My ex-husband, Jon Cook, froze to death on 12/28/2012 on the streets of NYC. He went to sleep under a pile of his belonging on a bitter cold night and never woke up the next morning. He was homeless and was living in a doorway of a vacant storefront in the wealthy neighborhood of the Upper West Side. He was intelligent, eager to work, loved playing music and taking care of rescued dogs. But he was also severely troubled emotionally. He was diagnosed bipolar and struggled most of his life battling this disease. Myself, family and friends all desperately tried to prevent his downward spiral over the past decade with no success. He needed good professional help, something often unattainable for someone with no job, no insurance and already so far gone they don't believe they have any problem. His conditioned continue to worsen, leaving him penniless, unable to keep a job, and self medicating to make it through the days. At least 1 out of 3 of the people on the streets are mentally ill. They send them to the mental hospitals and then release them back on to the streets with no plan or follow up to prevent them from being picked up again and released over and over again. We need people to take this issue seriously that affects everybody. Thank you for drawing attention to this issue by having this protest about homelessness today, 1/29/2013

Thank you for these sage like words Barbara Ross. 

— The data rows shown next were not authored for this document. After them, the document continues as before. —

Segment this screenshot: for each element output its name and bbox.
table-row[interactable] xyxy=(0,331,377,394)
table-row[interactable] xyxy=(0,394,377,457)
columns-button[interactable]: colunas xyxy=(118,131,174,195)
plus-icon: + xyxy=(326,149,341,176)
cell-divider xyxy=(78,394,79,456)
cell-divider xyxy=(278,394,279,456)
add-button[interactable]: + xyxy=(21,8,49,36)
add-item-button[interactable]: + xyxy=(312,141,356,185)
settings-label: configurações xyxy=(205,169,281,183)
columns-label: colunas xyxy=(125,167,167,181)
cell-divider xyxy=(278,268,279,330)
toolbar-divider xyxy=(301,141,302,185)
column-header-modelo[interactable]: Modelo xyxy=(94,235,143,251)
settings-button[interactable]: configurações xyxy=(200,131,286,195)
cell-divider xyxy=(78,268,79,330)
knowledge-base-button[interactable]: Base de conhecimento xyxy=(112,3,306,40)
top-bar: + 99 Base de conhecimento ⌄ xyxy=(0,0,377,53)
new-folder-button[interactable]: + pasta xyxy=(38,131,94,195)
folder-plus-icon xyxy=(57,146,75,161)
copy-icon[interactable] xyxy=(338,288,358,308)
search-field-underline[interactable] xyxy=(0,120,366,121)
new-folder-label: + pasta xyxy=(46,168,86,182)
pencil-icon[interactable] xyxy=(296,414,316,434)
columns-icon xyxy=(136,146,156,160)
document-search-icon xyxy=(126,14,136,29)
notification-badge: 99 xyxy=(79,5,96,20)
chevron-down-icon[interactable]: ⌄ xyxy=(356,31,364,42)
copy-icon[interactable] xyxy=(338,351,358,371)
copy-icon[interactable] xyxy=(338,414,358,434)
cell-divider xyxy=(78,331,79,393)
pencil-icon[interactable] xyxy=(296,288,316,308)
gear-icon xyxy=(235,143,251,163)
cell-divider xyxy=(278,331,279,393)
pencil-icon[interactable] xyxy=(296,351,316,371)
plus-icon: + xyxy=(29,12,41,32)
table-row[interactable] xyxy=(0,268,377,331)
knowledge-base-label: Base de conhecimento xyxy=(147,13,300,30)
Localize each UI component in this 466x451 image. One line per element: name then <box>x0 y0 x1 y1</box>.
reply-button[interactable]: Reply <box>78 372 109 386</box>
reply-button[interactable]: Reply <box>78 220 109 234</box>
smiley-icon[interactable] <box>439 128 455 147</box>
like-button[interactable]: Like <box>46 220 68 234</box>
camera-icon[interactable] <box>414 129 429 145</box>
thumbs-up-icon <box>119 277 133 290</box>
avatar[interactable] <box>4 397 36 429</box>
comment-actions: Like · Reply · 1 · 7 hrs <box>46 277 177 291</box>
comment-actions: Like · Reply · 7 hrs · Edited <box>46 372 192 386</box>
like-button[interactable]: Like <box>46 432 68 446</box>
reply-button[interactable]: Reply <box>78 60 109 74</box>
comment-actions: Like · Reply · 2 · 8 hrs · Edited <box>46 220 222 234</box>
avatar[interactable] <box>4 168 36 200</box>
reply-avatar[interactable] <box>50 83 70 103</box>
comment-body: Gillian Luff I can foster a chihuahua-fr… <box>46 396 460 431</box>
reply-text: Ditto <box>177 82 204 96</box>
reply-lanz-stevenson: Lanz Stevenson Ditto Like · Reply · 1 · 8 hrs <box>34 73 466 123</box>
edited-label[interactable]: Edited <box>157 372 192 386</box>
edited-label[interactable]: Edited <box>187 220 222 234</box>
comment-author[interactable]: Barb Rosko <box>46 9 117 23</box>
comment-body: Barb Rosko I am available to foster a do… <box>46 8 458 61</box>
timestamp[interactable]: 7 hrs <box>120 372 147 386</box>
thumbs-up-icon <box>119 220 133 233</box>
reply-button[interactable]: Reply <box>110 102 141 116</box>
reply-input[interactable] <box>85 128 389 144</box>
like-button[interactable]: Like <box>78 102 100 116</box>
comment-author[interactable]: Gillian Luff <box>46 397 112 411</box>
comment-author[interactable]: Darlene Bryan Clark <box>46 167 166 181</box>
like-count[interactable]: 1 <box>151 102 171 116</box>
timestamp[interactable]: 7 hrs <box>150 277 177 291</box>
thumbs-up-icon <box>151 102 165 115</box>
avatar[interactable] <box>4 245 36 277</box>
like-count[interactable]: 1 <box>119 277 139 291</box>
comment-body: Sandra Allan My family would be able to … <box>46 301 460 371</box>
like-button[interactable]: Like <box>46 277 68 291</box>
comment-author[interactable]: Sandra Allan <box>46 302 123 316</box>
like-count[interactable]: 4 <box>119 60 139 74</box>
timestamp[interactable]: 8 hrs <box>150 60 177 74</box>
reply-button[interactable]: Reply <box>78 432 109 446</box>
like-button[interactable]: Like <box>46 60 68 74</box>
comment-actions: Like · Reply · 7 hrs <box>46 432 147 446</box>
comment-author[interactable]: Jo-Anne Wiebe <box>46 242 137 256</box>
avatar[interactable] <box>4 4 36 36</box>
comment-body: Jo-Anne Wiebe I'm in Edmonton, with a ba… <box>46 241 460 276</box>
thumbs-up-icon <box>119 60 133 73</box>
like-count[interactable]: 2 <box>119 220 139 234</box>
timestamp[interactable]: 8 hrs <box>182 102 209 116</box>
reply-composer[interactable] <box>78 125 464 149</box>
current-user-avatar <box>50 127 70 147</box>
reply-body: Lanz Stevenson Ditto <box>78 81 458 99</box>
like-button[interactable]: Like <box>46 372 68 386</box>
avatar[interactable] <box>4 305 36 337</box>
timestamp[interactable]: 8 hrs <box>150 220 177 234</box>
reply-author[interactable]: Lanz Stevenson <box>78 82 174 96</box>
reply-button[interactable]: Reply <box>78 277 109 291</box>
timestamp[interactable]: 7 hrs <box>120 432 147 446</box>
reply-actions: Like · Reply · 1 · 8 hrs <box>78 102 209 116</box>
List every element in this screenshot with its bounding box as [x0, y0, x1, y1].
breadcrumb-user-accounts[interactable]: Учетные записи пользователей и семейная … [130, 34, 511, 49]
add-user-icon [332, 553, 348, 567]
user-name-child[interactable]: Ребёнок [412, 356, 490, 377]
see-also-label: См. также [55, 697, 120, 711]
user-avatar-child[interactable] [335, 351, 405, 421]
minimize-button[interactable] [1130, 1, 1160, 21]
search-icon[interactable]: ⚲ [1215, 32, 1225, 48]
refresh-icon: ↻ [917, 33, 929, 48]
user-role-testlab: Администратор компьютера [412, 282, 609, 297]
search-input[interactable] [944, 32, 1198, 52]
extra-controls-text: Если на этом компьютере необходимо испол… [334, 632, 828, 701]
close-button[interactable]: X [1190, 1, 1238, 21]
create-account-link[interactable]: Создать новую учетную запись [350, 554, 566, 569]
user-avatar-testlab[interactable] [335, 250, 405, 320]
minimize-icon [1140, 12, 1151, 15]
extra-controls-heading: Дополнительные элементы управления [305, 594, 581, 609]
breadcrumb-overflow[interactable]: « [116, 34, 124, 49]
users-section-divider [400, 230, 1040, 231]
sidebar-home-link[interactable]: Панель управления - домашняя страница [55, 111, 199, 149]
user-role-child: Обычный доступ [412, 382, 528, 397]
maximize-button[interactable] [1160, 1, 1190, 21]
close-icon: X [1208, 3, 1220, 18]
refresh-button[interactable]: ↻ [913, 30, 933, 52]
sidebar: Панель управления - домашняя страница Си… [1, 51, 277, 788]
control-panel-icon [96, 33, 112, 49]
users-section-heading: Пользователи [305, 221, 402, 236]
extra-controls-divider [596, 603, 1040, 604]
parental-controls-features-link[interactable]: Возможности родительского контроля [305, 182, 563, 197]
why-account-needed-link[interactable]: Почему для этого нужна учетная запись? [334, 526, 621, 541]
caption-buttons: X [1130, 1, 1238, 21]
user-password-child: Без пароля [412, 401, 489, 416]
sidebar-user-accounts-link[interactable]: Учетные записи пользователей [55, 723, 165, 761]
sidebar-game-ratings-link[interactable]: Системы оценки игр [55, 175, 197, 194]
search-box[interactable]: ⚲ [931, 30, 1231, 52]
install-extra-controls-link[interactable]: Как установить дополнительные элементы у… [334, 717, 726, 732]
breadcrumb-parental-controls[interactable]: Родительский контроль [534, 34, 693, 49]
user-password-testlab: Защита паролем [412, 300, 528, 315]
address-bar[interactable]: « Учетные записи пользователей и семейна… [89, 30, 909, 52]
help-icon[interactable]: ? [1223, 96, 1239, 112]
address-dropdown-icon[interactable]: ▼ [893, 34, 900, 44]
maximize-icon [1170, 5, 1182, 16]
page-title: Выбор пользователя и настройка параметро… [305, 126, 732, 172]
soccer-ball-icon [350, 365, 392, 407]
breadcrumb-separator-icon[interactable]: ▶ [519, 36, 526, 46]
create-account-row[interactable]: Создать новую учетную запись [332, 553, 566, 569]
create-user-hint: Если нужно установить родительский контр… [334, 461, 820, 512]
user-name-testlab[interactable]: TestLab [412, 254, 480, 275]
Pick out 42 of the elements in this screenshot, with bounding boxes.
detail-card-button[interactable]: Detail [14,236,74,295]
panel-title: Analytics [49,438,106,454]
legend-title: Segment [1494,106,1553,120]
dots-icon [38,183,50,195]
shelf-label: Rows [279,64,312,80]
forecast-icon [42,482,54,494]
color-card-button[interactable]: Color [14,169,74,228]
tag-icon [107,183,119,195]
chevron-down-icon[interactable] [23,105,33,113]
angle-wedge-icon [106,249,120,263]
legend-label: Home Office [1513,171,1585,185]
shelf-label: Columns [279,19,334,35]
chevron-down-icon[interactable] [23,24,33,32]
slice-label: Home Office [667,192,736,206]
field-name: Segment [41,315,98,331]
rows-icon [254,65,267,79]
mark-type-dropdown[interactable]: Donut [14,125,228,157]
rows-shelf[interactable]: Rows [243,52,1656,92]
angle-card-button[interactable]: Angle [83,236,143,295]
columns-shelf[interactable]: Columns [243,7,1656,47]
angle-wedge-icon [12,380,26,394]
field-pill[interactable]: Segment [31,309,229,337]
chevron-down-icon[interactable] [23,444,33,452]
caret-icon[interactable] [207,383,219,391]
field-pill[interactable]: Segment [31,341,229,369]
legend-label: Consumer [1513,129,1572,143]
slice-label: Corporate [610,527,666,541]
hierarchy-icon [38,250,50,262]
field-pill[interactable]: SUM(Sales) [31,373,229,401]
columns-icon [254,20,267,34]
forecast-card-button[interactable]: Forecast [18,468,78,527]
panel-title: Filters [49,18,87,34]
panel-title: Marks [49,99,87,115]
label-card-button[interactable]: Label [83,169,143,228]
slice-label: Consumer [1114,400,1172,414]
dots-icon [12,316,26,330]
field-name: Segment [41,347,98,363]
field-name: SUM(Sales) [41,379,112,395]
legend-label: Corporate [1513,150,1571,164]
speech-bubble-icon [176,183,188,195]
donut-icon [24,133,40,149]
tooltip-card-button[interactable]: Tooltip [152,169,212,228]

Thank you for reminding us that the revolution begins when we remember those locked up Judith and Julian.  Thank you for insisting “that what happens in the jails matters…”

The line between art and life and never simple or smooth.
The city is a living theater… a space where tragedy overlaps with play, dreams, hopes, revolutionary theater, children growing up, community gardens, struggles over public space and hopes for something better. 

some of the local art on display in the Nothing Yet Community Garden!
photo by Lopi LaRoe
The living theater extends into the playgrounds, from the streets, back  into the parks and our lives.